On Mon, 27 Oct 2008, Ketil Malde wrote:
Of course, Haskell should discard the rather tasteless IEEE754 crud, and do its calculations on infinite streams of digits. Then, rounding upwards after 'take'ing a sufficient amount of decimals will be the right thing to do.
When I implemented just this in http://darcs.haskell.org/numericprelude/src/Number/Positional.hs I used redundant sets of digits. In a base-n number I use the digits 1-n to n-1. That is, the truncated number abc.def actually represents the interval [abc.def-0.001, abd.def+0.001]. This representation is not unique (more non-unique than standard base-n representation), but testing numbers with infinitely many places for equality is not possible anyway. So (==) is obsolete, just like for floating point numbers. The advantage is that carries are reduced considerably.
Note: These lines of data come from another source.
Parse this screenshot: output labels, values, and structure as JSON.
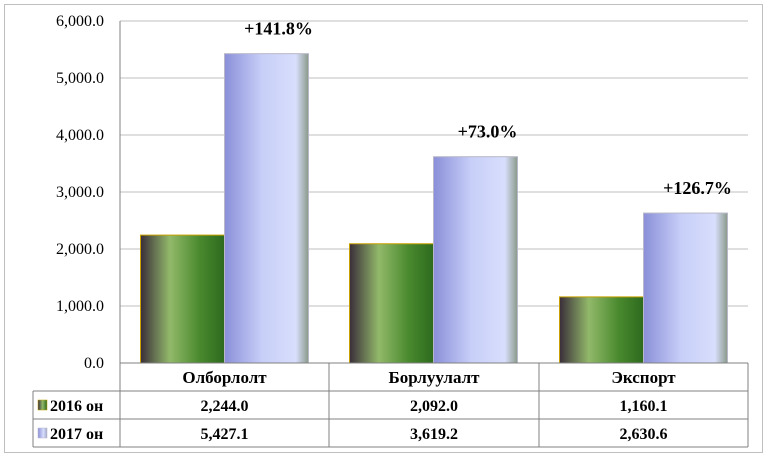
{
  "chart_data": {
    "type": "bar",
    "title": "",
    "xlabel": "",
    "ylabel": "",
    "categories": [
      "Олборлолт",
      "Борлуулалт",
      "Экспорт"
    ],
    "series": [
      {
        "name": "2016 он",
        "values": [
          2244.0,
          2092.0,
          1160.1
        ],
        "value_labels": [
          "2,244.0",
          "2,092.0",
          "1,160.1"
        ]
      },
      {
        "name": "2017 он",
        "values": [
          5427.1,
          3619.2,
          2630.6
        ],
        "value_labels": [
          "5,427.1",
          "3,619.2",
          "2,630.6"
        ]
      }
    ],
    "annotations": [
      "+141.8%",
      "+73.0%",
      "+126.7%"
    ],
    "ylim": [
      0,
      6000
    ],
    "yticks": [
      0,
      1000,
      2000,
      3000,
      4000,
      5000,
      6000
    ],
    "ytick_labels": [
      "0.0",
      "1,000.0",
      "2,000.0",
      "3,000.0",
      "4,000.0",
      "5,000.0",
      "6,000.0"
    ],
    "grid": true,
    "legend": "data-table",
    "colors": {
      "series_2016": "#4e8a2e",
      "series_2017": "#9aa6e6",
      "grid": "#bfbfbf",
      "axis": "#808080"
    }
  }
}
It allows to compute (sqrt 2)^2, which is not possible in standard representation, because one can never decide whether the result is 2.00000... or 1.99999.... (Pentium's division algorithm also uses digits -1, 0, 1 (we could call them mone (minus one), none, one) for reduced carries.) In this redundant representation one could simply round by truncation, the result depends on the particular sequence of digits used to represent a number, and the rounding would not become worse by repeated rounding (also because it is already worse than the Haskel 98 rounding since the error with respect to the last digit is not only 0.5 but up to 1 :-).